Between verses, Beard moonwalked and blew kisses to the crowd. And then he was tearing at his shirt and shoes. He had his pants and bikini briefs most of the way down before security emerged to drag him away. “Yo Fee,” Clay shouted, “I think we found your replacement!”
Before “Houdini Nights,” the guitar tech hurried on stage, trading guitars with Savy and handing one to Clay as well. Priest, Clay noticed, was no longer stalking the wings.
“I don’t know what they expect me to do with this thing.” Clay plucked a few sour notes. “Lucky for you, we’ve got the best guitarist in the land carrying me through. How about a little love for Miss Savannah Marquez!”
The crowd gave her more than a little and Savy replied with a flattered bow. After “Houdini,” they crashed through “Hot Blood,” followed by their crowd-pleasing cover of “Gimme Danger.” Clay obeyed the set list that had been taped to the center monitor, which meant that “Danger” was followed by—and this took some real nerve, considering everything that had happened—a cover of Rocket Throne’s “American Rapture.”
But Clay took everything in stride up there, living one moment to the next like it was his last night on earth. The thunder of the Marshall stacks, the convulsing of their speaker cones, the vibration in his feet, the palm-muted distortion and frenzied down-picking riffs, the war-gallop of the drums, the sound of his voice carrying out the open lobby doors and across Sunset Boulevard, the shifting shafts of stage light, the writhing animal of the mosh pit, and the great choral echo of every voice singing “American Rapture” (Rocco would have been proud). In many ways Clay had been homeless since the day his mother died. But he realized now, This is my home. Because the stage was more than just wood and hardware; it was a transformative portal for performer and audience. He would live here the rest of his days. And if there were no more days, if tonight was his swan song, these were the moments that would flash through his mind before he was cast into the void.

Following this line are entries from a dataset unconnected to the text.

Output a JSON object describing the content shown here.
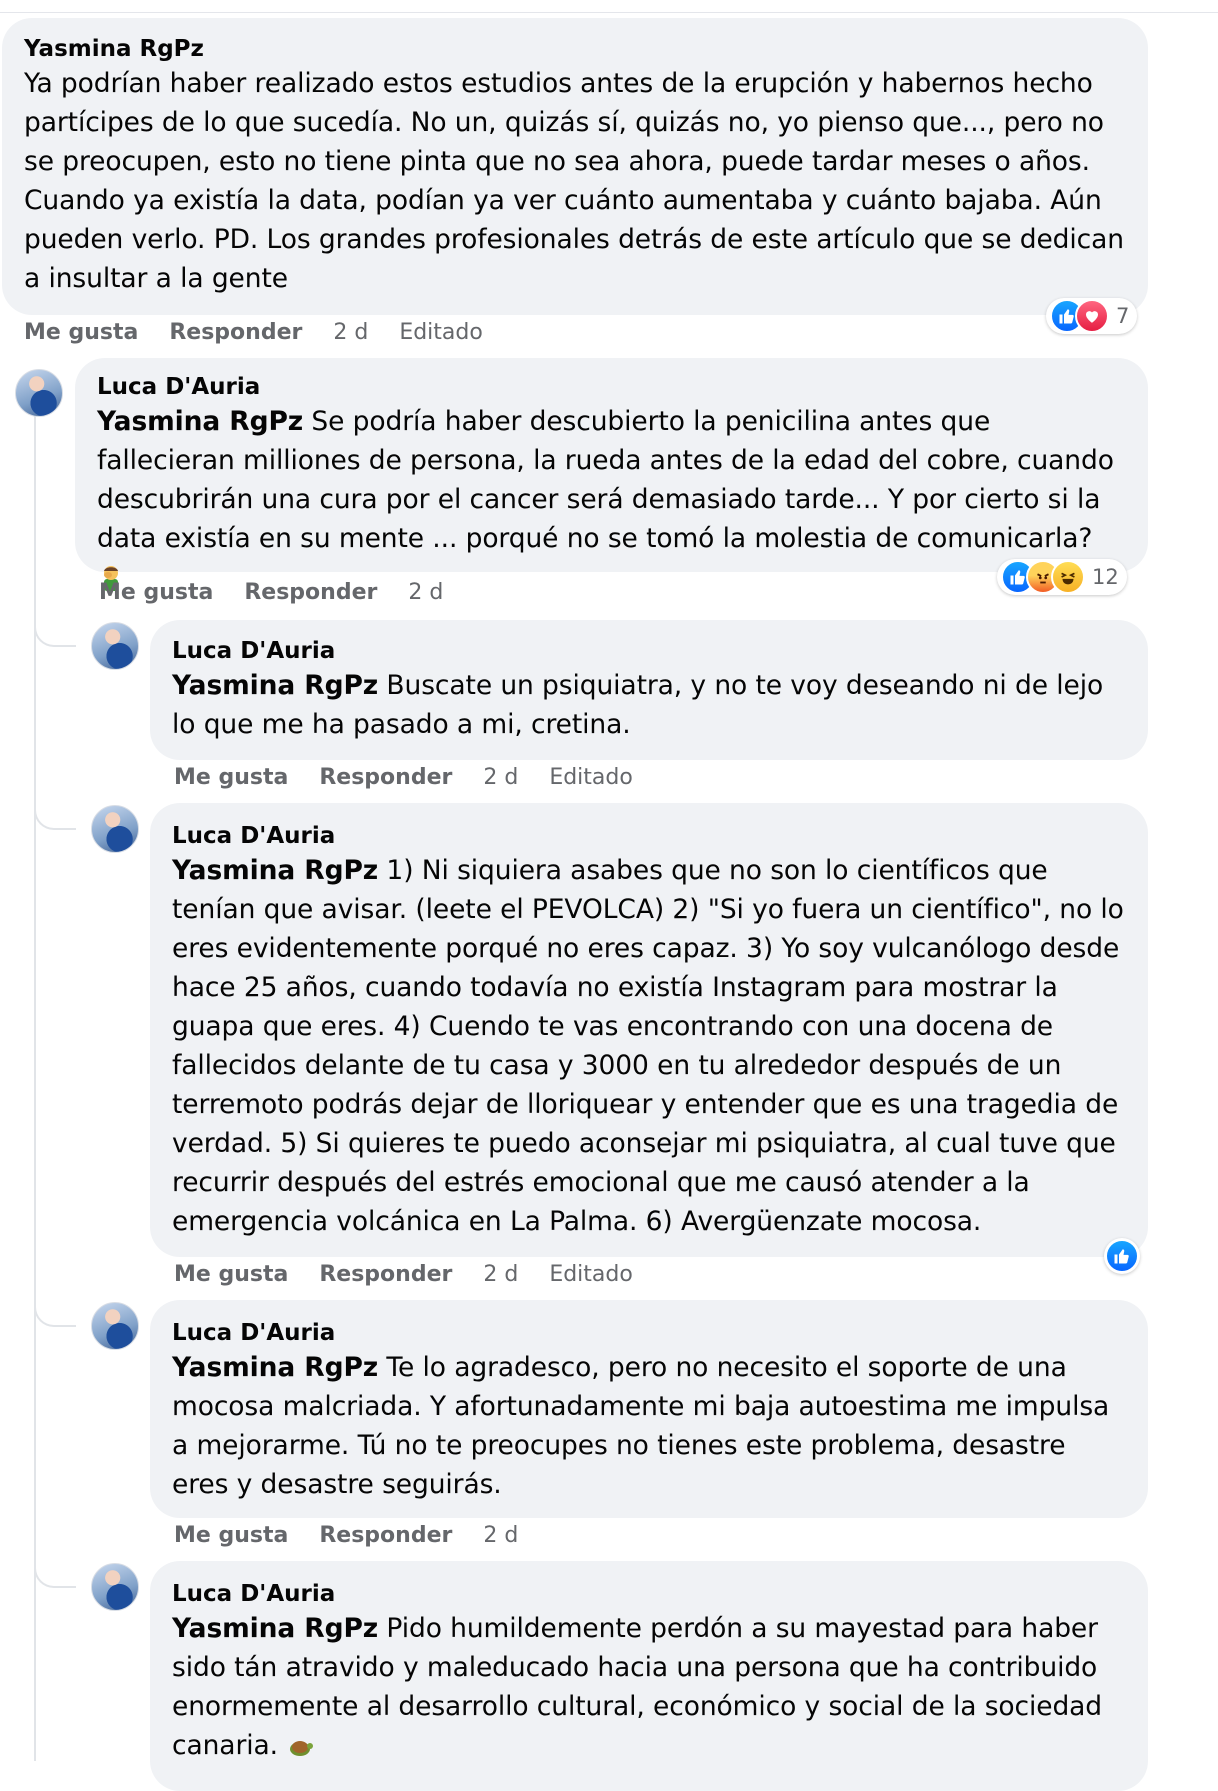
{
  "comments": [
    {
      "author": "Yasmina RgPz",
      "mention": "",
      "text": "Ya podrían haber realizado estos estudios antes de la erupción y habernos hecho partícipes de lo que sucedía. No un, quizás sí, quizás no, yo pienso que..., pero no se preocupen, esto no tiene pinta que no sea ahora, puede tardar meses o años. Cuando ya existía la data, podían ya ver cuánto aumentaba y cuánto bajaba. Aún pueden verlo. PD. Los grandes profesionales detrás de este artículo que se dedican a insultar a la gente",
      "like": "Me gusta",
      "reply": "Responder",
      "time": "2 d",
      "edited": "Editado",
      "reactions": {
        "types": [
          "like-icon",
          "love-icon"
        ],
        "count": "7"
      }
    },
    {
      "author": "Luca D'Auria",
      "mention": "Yasmina RgPz",
      "text": " Se podría haber descubierto la penicilina antes que fallecieran milliones de persona, la rueda antes de la edad del cobre, cuando descubrirán una cura por el cancer será demasiado tarde... Y por cierto si la data existía en su mente ... porqué no se tomó la molestia de comunicarla? ",
      "like": "Me gusta",
      "reply": "Responder",
      "time": "2 d",
      "reactions": {
        "types": [
          "like-icon",
          "angry-icon",
          "haha-icon"
        ],
        "count": "12"
      }
    },
    {
      "author": "Luca D'Auria",
      "mention": "Yasmina RgPz",
      "text": " Buscate un psiquiatra, y no te voy deseando ni de lejo lo que me ha pasado a mi, cretina.",
      "like": "Me gusta",
      "reply": "Responder",
      "time": "2 d",
      "edited": "Editado"
    },
    {
      "author": "Luca D'Auria",
      "mention": "Yasmina RgPz",
      "text": " 1) Ni siquiera asabes que no son lo científicos que tenían que avisar. (leete el PEVOLCA) 2) \"Si yo fuera un científico\", no lo eres evidentemente porqué no eres capaz. 3) Yo soy vulcanólogo desde hace 25 años, cuando todavía no existía Instagram para mostrar la guapa que eres. 4) Cuendo te vas encontrando con una docena de fallecidos delante de tu casa y 3000 en tu alrededor después de un terremoto podrás dejar de lloriquear y entender que es una tragedia de verdad. 5) Si quieres te puedo aconsejar mi psiquiatra, al cual tuve que recurrir después del estrés emocional que me causó atender a la emergencia volcánica en La Palma. 6) Avergüenzate mocosa.",
      "like": "Me gusta",
      "reply": "Responder",
      "time": "2 d",
      "edited": "Editado",
      "reactions": {
        "types": [
          "like-icon"
        ]
      }
    },
    {
      "author": "Luca D'Auria",
      "mention": "Yasmina RgPz",
      "text": " Te lo agradesco, pero no necesito el soporte de una mocosa malcriada. Y afortunadamente mi baja autoestima me impulsa a mejorarme. Tú no te preocupes no tienes este problema, desastre eres y desastre seguirás.",
      "like": "Me gusta",
      "reply": "Responder",
      "time": "2 d"
    },
    {
      "author": "Luca D'Auria",
      "mention": "Yasmina RgPz",
      "text": " Pido humildemente perdón a su mayestad para haber sido tán atravido y maleducado hacia una persona que ha contribuido enormemente al desarrollo cultural, económico y social de la sociedad canaria. "
    }
  ],
  "emojis": {
    "c1_inline": "man-facepalming-emoji",
    "c5_inline": "turtle-emoji"
  }
}
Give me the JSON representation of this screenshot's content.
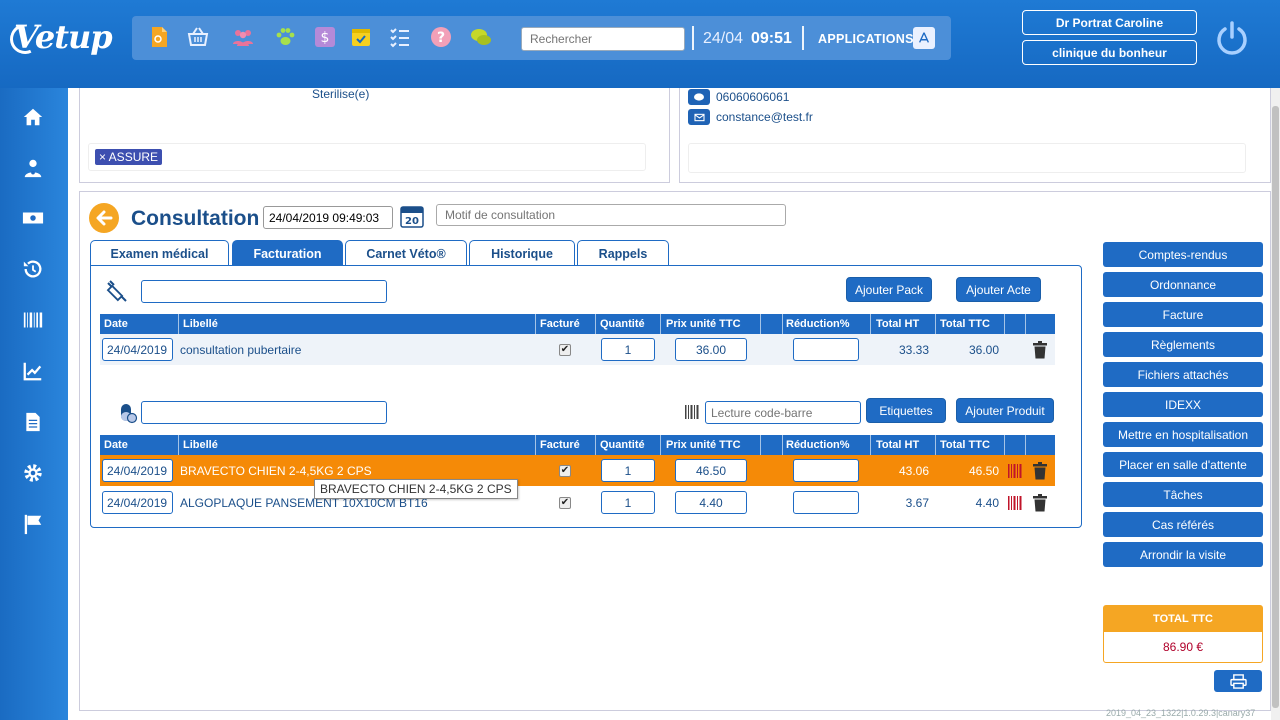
{
  "app": {
    "logo": "Vetup"
  },
  "toolbar": {
    "icons": [
      "document-icon",
      "basket-icon",
      "users-icon",
      "paw-icon",
      "dollar-icon",
      "calendar-icon",
      "checklist-icon",
      "help-icon",
      "chat-icon"
    ],
    "search_placeholder": "Rechercher",
    "date": "24/04",
    "time": "09:51",
    "apps_label": "APPLICATIONS"
  },
  "user": {
    "name": "Dr Portrat Caroline",
    "clinic": "clinique du bonheur"
  },
  "sidebar": {
    "items": [
      "home-icon",
      "vet-icon",
      "money-icon",
      "history-icon",
      "barcode-icon",
      "stats-icon",
      "document-icon",
      "settings-icon",
      "flag-icon"
    ]
  },
  "animal": {
    "status": "Sterilise(e)",
    "tag": "× ASSURE"
  },
  "owner": {
    "phone": "06060606061",
    "email": "constance@test.fr"
  },
  "consultation": {
    "title": "Consultation",
    "datetime": "24/04/2019 09:49:03",
    "motif_placeholder": "Motif de consultation",
    "tabs": [
      "Examen médical",
      "Facturation",
      "Carnet Véto®",
      "Historique",
      "Rappels"
    ],
    "active_tab": "Facturation"
  },
  "acts": {
    "add_pack": "Ajouter Pack",
    "add_act": "Ajouter Acte",
    "columns": [
      "Date",
      "Libellé",
      "Facturé",
      "Quantité",
      "Prix unité TTC",
      "Réduction%",
      "Total HT",
      "Total TTC"
    ],
    "rows": [
      {
        "date": "24/04/2019",
        "label": "consultation pubertaire",
        "billed": "✔",
        "qty": "1",
        "unit_price": "36.00",
        "reduction": "",
        "total_ht": "33.33",
        "total_ttc": "36.00"
      }
    ]
  },
  "products": {
    "barcode_placeholder": "Lecture code-barre",
    "labels_btn": "Etiquettes",
    "add_product": "Ajouter Produit",
    "columns": [
      "Date",
      "Libellé",
      "Facturé",
      "Quantité",
      "Prix unité TTC",
      "Réduction%",
      "Total HT",
      "Total TTC"
    ],
    "rows": [
      {
        "date": "24/04/2019",
        "label": "BRAVECTO CHIEN 2-4,5KG 2 CPS",
        "billed": "✔",
        "qty": "1",
        "unit_price": "46.50",
        "reduction": "",
        "total_ht": "43.06",
        "total_ttc": "46.50"
      },
      {
        "date": "24/04/2019",
        "label": "ALGOPLAQUE PANSEMENT 10X10CM BT16",
        "billed": "✔",
        "qty": "1",
        "unit_price": "4.40",
        "reduction": "",
        "total_ht": "3.67",
        "total_ttc": "4.40"
      }
    ],
    "tooltip": "BRAVECTO CHIEN 2-4,5KG 2 CPS"
  },
  "actions": [
    "Comptes-rendus",
    "Ordonnance",
    "Facture",
    "Règlements",
    "Fichiers attachés",
    "IDEXX",
    "Mettre en hospitalisation",
    "Placer en salle d'attente",
    "Tâches",
    "Cas référés",
    "Arrondir la visite"
  ],
  "total": {
    "label": "TOTAL TTC",
    "value": "86.90 €"
  },
  "version": "2019_04_23_1322|1.0.29.3|canary37",
  "colors": {
    "primary": "#1f6bc4",
    "orange": "#f58a07",
    "accent": "#f5a623",
    "price_red": "#b0002a"
  }
}
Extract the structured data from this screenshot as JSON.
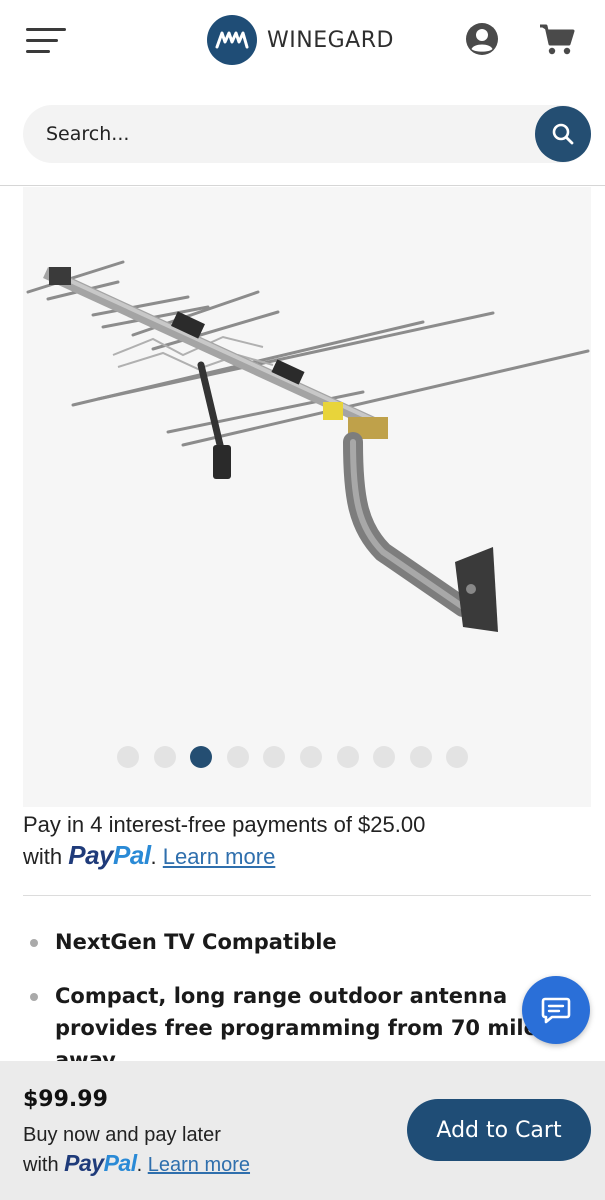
{
  "header": {
    "brand": "WINEGARD",
    "icons": {
      "menu": "hamburger-menu-icon",
      "account": "user-circle-icon",
      "cart": "shopping-cart-icon",
      "search": "magnifier-icon"
    }
  },
  "search": {
    "placeholder": "Search..."
  },
  "gallery": {
    "slide_count": 10,
    "active_slide": 3
  },
  "payin4": {
    "text": "Pay in 4 interest-free payments of $25.00",
    "with": "with",
    "paypal_pay": "Pay",
    "paypal_pal": "Pal",
    "period": ".",
    "learn_more": "Learn more"
  },
  "features": [
    "NextGen TV Compatible",
    "Compact, long range outdoor antenna provides free programming from 70 miles away"
  ],
  "bottom_bar": {
    "price": "$99.99",
    "buy_now_text": "Buy now and pay later",
    "with": "with",
    "paypal_pay": "Pay",
    "paypal_pal": "Pal",
    "period": ".",
    "learn_more": "Learn more",
    "add_to_cart": "Add to Cart"
  },
  "colors": {
    "brand_navy": "#1f4d76",
    "paypal_dark": "#1f3b7a",
    "paypal_light": "#2a8ad6",
    "chat_blue": "#2a6fd8",
    "link_blue": "#2f6fad"
  }
}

“In Rolls the Storm” was intended to be their penultimate song. They had never written a proper ending to it, preferring the spontaneous nature of jamming on and on. Such wasn’t the case tonight; Fiasco and Spider’s moods had visibly dwindled, understanding that Clay had the Palladium in his palm, and they played with all the life and movement of studio musicians performing light jazz. Clay could sense them trying to bring “Storm” to a conclusion within seconds of its crescendo, then at the one-minute mark, and at three minutes, Clay acquiesced.
“You’ll have to forgive us,” Clay announced, “we don’t have quite as many tunes as most bands that headline this place. But if the rest of Ghost will indulge me, I’ve a ballad I wrote for the occasion. You don’t mind a quick ballad, do you?”
The crowd let him know it didn’t.
And Fiasco glared his daggers, but dropped his bass onto its stand and followed Spider off. Savy passed her guitar to the tech, as if all this had been rehearsed, and stepped just out of the lights. Clay withdrew the crumpled lyrics for “There’s No End to This Wanting” and the tech reappeared, offering him an electric acoustic and taping the tattered loose leaf at his feet, while Clay tuned and attempted to recollect the chords he’d put together that morning.
After a few false starts, he began. The song wasn’t completely arranged, but there was enough to fake his way through. He had written it as a love letter, a song of faith and belief. But the story soon met with an unhappy twist. Sometimes the harder you fought for love, the deeper your ruin. And that simple truth struck Clay now: He would never hold Savy again, never again make love to her, never tour with her, never unlock the mystery of who she really was. The crowd watched him, their shadows still. They had come to Hollywood to witness a beginning, but what they were getting was a coda, a shooting-star goodbye. It was the quietest songs that killed. And when Clay’s voice broke on the last line—“…and I never saw my love again…”—he looked to Savy and was buoyed up by the sorrow in her eyes.
“Thank you,” Clay mumbled, and the room clapped uncertainly. “We’ve got one more song for you, so if my band is still in the building, how ’bout we finish this together?”
Savy wiped at her face and donned her guitar. Fiasco and Spider returned with all the reluctance of students after a fire drill. “Let’s leave it all out here,” Clay told them, off mic. “Everything we’ve got, no fear, no holding back.”
And then they tore through “Voices in the Dark” for the last time as a band, playing it furiously, and with all the terror and sadness in their hearts, playing for an uncertain fate and a dream gone suddenly wrong. It was everything they were in that moment, maybe everything they always had been, and Clay was proud to be a part of it, however briefly. Savy’s solo never sounded more alive. And when she stepped to the center mic to sing “This is how I emp-tee pain!”, Clay traded the line back and forth with her, and for a few, long moments, the crowd and their band and the plotting going on in the dark of the stage wings ceased to exist. It was only the two of them, expelling hot breath into each other’s faces, screaming until their voices were raw and ragged, and no longer there.